Thursday, June 27, 2019

Pushing students, pushing myself

Each academic year I average about 300 students in my various classes. The only one I teach every term is my undergrad nonviolence course, which always fills. This summer term I'm at 45 students, for example, from many majors across campus, which I regard as perfect. They are smart, in from Sociology, Political Science, Anthropology, English, Education, Engineering, Criminology, Business, Public Administration, Women's Studies, Black Studies, all the wondrous other fields in the School of Gender, Race and Nations, etc. Plug in the eclectricity!

This is the first week of summer term. We introduce ourselves, we watch the 1982 Gandhi film with Ben Kingsley, and we read the first 12 pages of A Force More Powerful by Peter Ackerman and Jack DuVall. Students post at least a half thousand words on either or both. 


Now is when I like to try to set the outer rails on the wide path to success in my course for all students. So, I am as clear and frank as I can be, for better or worse. I can think of no more important field of study and I keep trying to get my teaching right after all these decades. This is my effort today, in this term.

To help them think about how to approach learning and theoretically applying what we learn: 
Happy Thursday, as we close in on the last days of Week 1. The weeks are a bit busier in the summer, as we stick 11 weeks of material into just 8 weeks.
I regard our challenge in the field of Nonviolence to be to construct hypotheticals informed by history and creative thinking. 
By this I mean that the challenge as I see it, academically, is to ask of any conflict scenario, "How can this be at least hypothetically be resolved using only nonviolent methods?"
Constructing that nonviolent path in our minds is fed by three streams: our understanding of nonviolent theory, our grasp of the contours of nonviolent campaigns that have succeeded historically, and finally, by our imagination. Knowledge of the theory and history is crucial, but not often enough under the most trying circumstances. Einstein, who had plenty of knowledge, said that, "Imagination is more important than knowledge." We need it all if we are going to transform our bleeding, sometimes very unjust world.
So! In our course, we have free speech, but we only get academic credit for applying these three streams to our arguments. Since reading my posts is required, I know you are all now cracking my brain and will earn excellent grades!
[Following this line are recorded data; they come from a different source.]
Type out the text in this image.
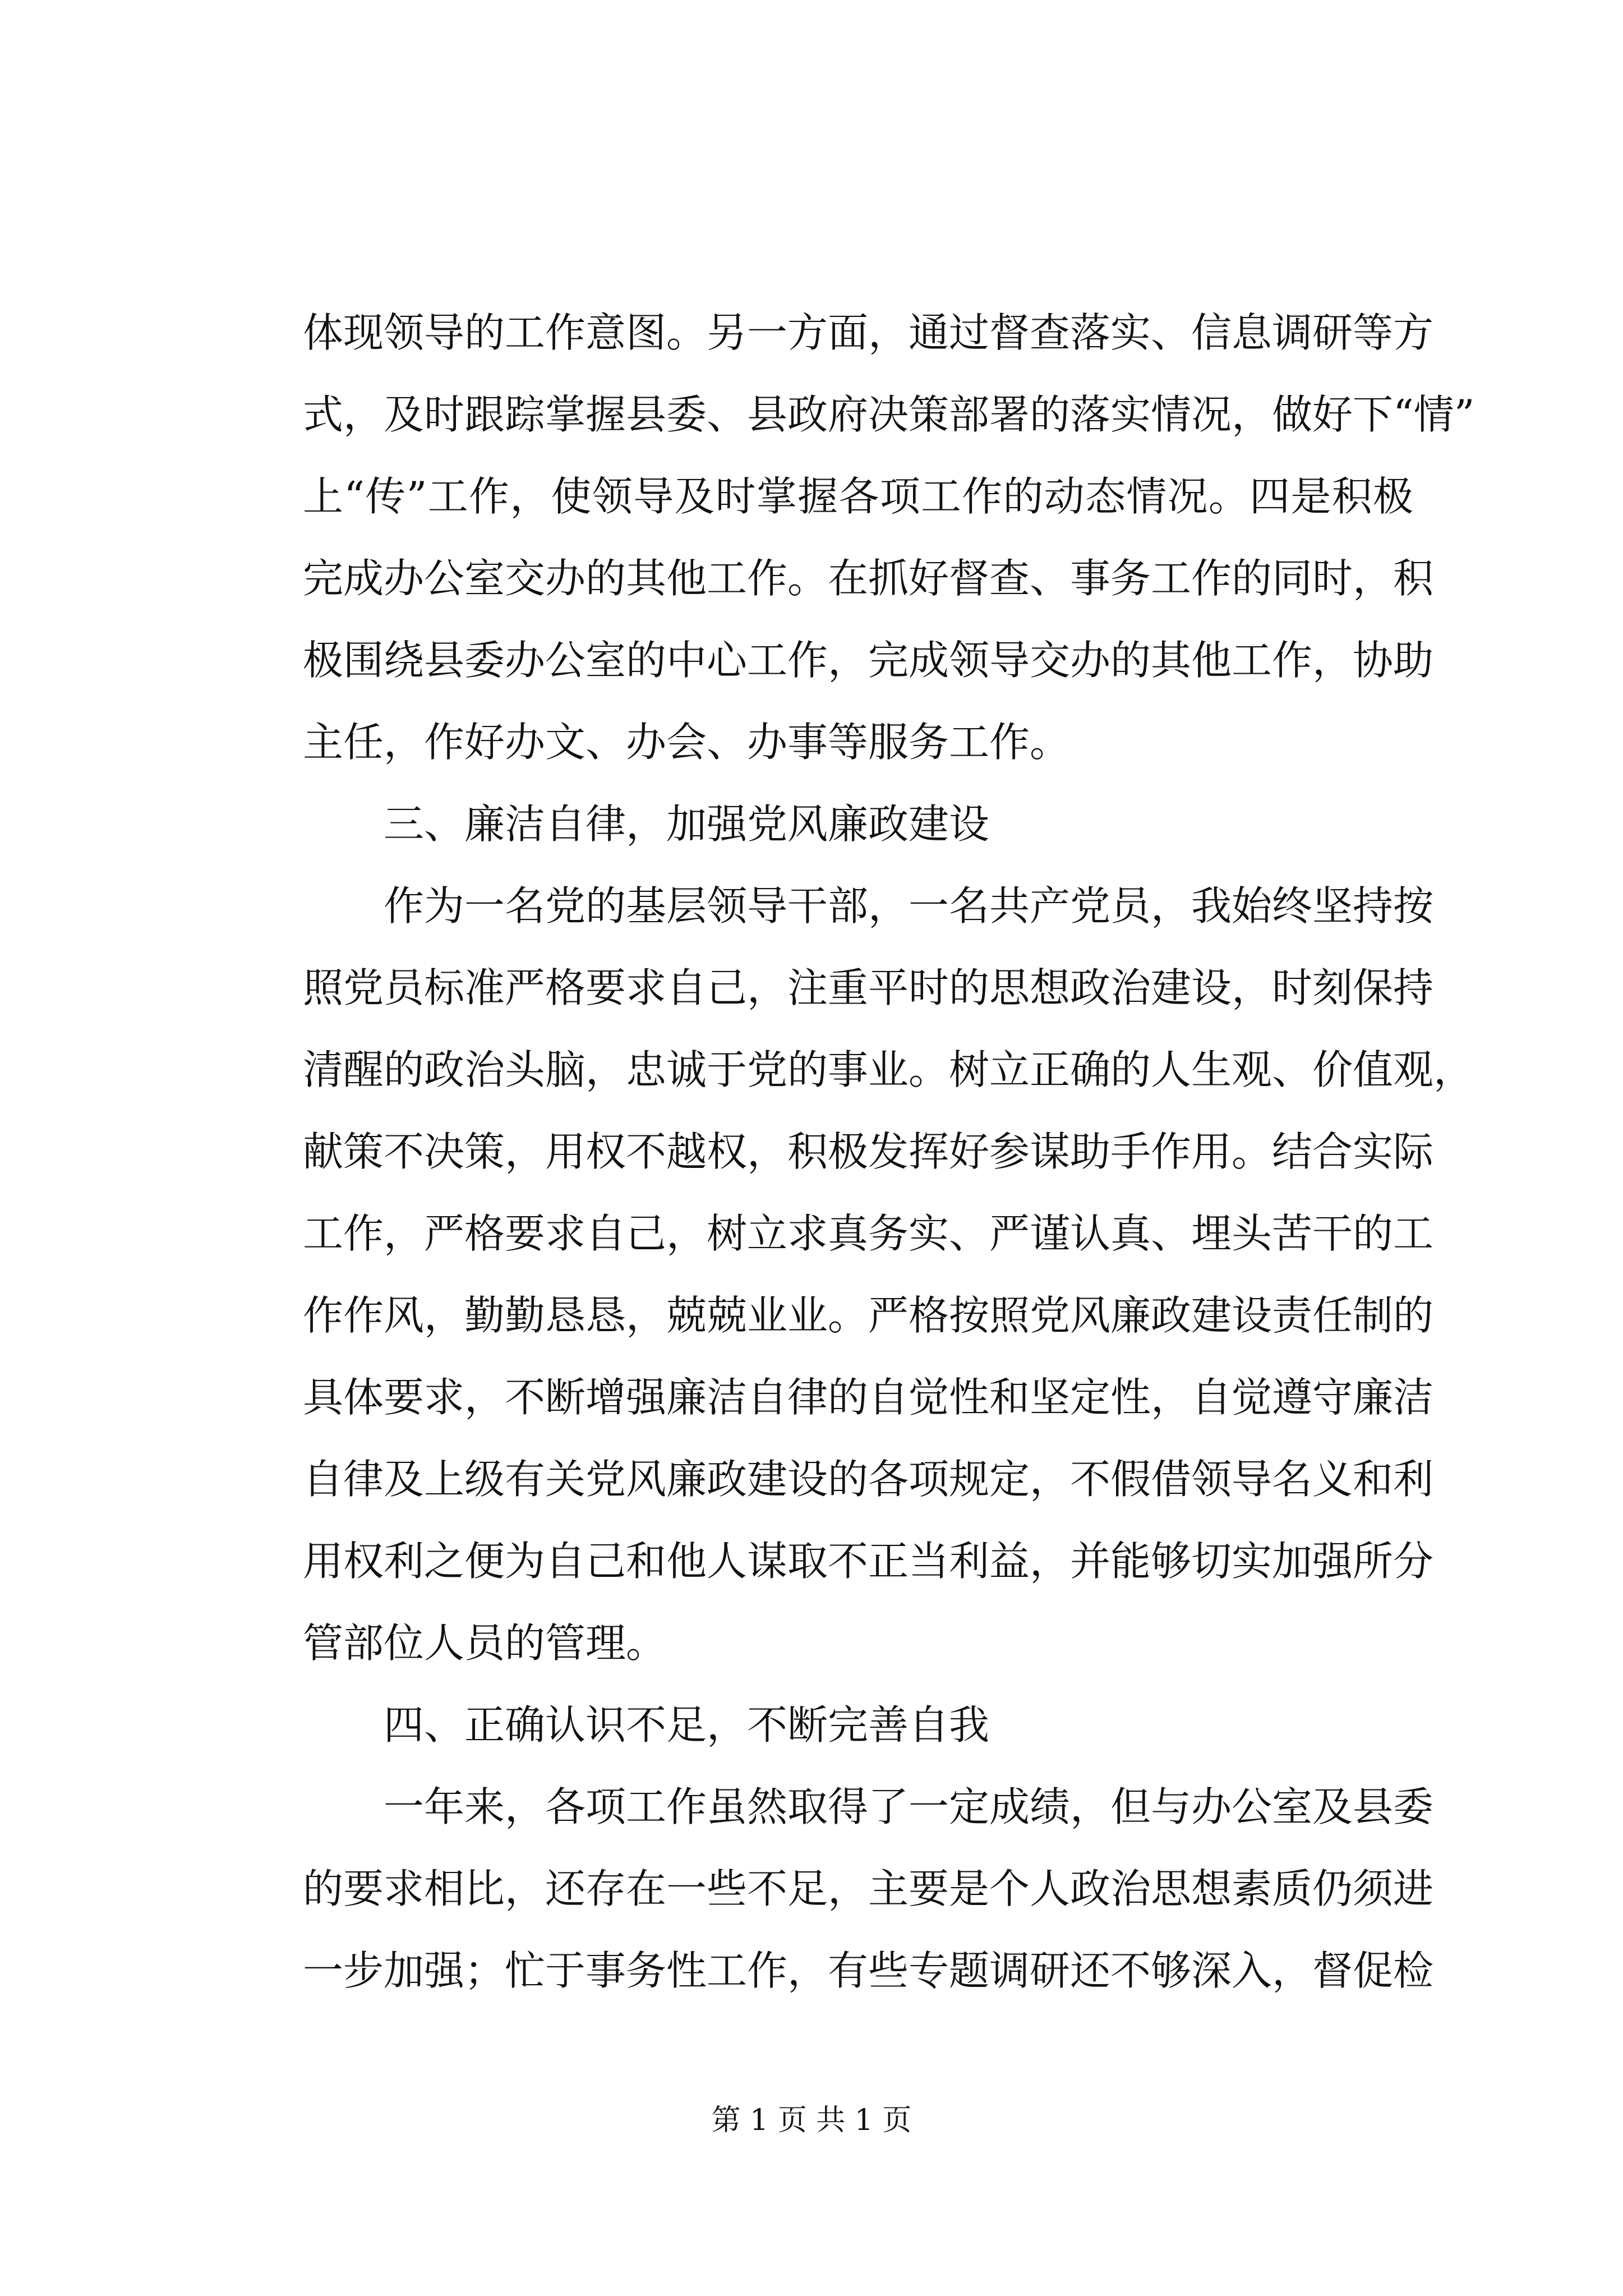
体现领导的工作意图。另一方面，通过督查落实、信息调研等方
式，及时跟踪掌握县委、县政府决策部署的落实情况，做好下“情”
上“传”工作，使领导及时掌握各项工作的动态情况。四是积极
完成办公室交办的其他工作。在抓好督查、事务工作的同时，积
极围绕县委办公室的中心工作，完成领导交办的其他工作，协助
主任，作好办文、办会、办事等服务工作。
三、廉洁自律，加强党风廉政建设
作为一名党的基层领导干部，一名共产党员，我始终坚持按
照党员标准严格要求自己，注重平时的思想政治建设，时刻保持
清醒的政治头脑，忠诚于党的事业。树立正确的人生观、价值观，
献策不决策，用权不越权，积极发挥好参谋助手作用。结合实际
工作，严格要求自己，树立求真务实、严谨认真、埋头苦干的工
作作风，勤勤恳恳，兢兢业业。严格按照党风廉政建设责任制的
具体要求，不断增强廉洁自律的自觉性和坚定性，自觉遵守廉洁
自律及上级有关党风廉政建设的各项规定，不假借领导名义和利
用权利之便为自己和他人谋取不正当利益，并能够切实加强所分
管部位人员的管理。
四、正确认识不足，不断完善自我
一年来，各项工作虽然取得了一定成绩，但与办公室及县委
的要求相比，还存在一些不足，主要是个人政治思想素质仍须进
一步加强；忙于事务性工作，有些专题调研还不够深入，督促检
第 1 页 共 1 页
My first response to their responses to the film (which included a worry that the Gandhi film was inaccurate in that Gandhi seemed too calm and reasonable almost all the time, and that some random writer had called Gandhi a "manipulator") and the reading (which was really well done): 
Very good posts to begin, with some good challenges. 
Excellent close read of the Ackerman and DuVall introduction, with astute and inquisitive observations. You extracted a great deal from the short read. I do want to note that in our text, the authors bracket the stories with the intro and conclusion, in which you find short but powerful bursts of theory. The stories are really the data, only written in lively page-turning style. It's the best Intro to Nonviolence text I've ever found and its findings have held as empirical and case study research has poured in ever since. I'm glad you made the note of the connections between code of conduct, ethical standards, and strategy. It is absolutely key.
The Gandhi film is actually quite accurate, historically, though I agree that Ben Kingsley's portrayal may be more saintly than Gandhi actually was. Indeed, this course doesn't rely on Gandhi's personality in any way and if that is any problem in the film, it's pretty much irrelevant. What I love is the critique that Gandhi was "a manipulator." Um, yeah...that was his role, if he wanted to liberate India. Manipulate people by telling the truth. Manipulate social forces by revealing to them that they have power. But the film, long as it is, didn't cover a great deal of even more profoundly positive aspects of Gandhi's life.
For example, the film starts and ends with his assassination and never explains much the motives of the assassin and his confederates. I would analogize them very roughly in our modern context to the man who sent pipe bombs to Democrats, liberal celebrities, etc., or to the mass shooter in Christchurch, New Zealand, or the mass shooter in 2017 at the mosque in Quebec City. It was a hate crime, done by a Hindu nationalist who was enraged that Gandhi expressed love for Muslims. Gandhi was "manipulating" the new liberated Indian government to make reparations to Muslims for what had been done to them in the split of India from Pakistan and in the bicommunal violence of the greatest refugee flow in human history. Hindu nationalists--still active and still memorializing Gandhi's assassin to this day--hated Gandhi for his attempts at justice, at forgiveness, and reconciliation. So these Hindu nationalists still traduce Gandhi's memory and engage in serious manipulation of the facts. 
Was Gandhi a perfect saint? Nope. Was anyone, ever? Do we throw out decades of astonishing accomplishments that have changed human history for the better because we find a flaw in his personality? If so, the world has no one worth emulating and never has. I hope we aren't that cynical.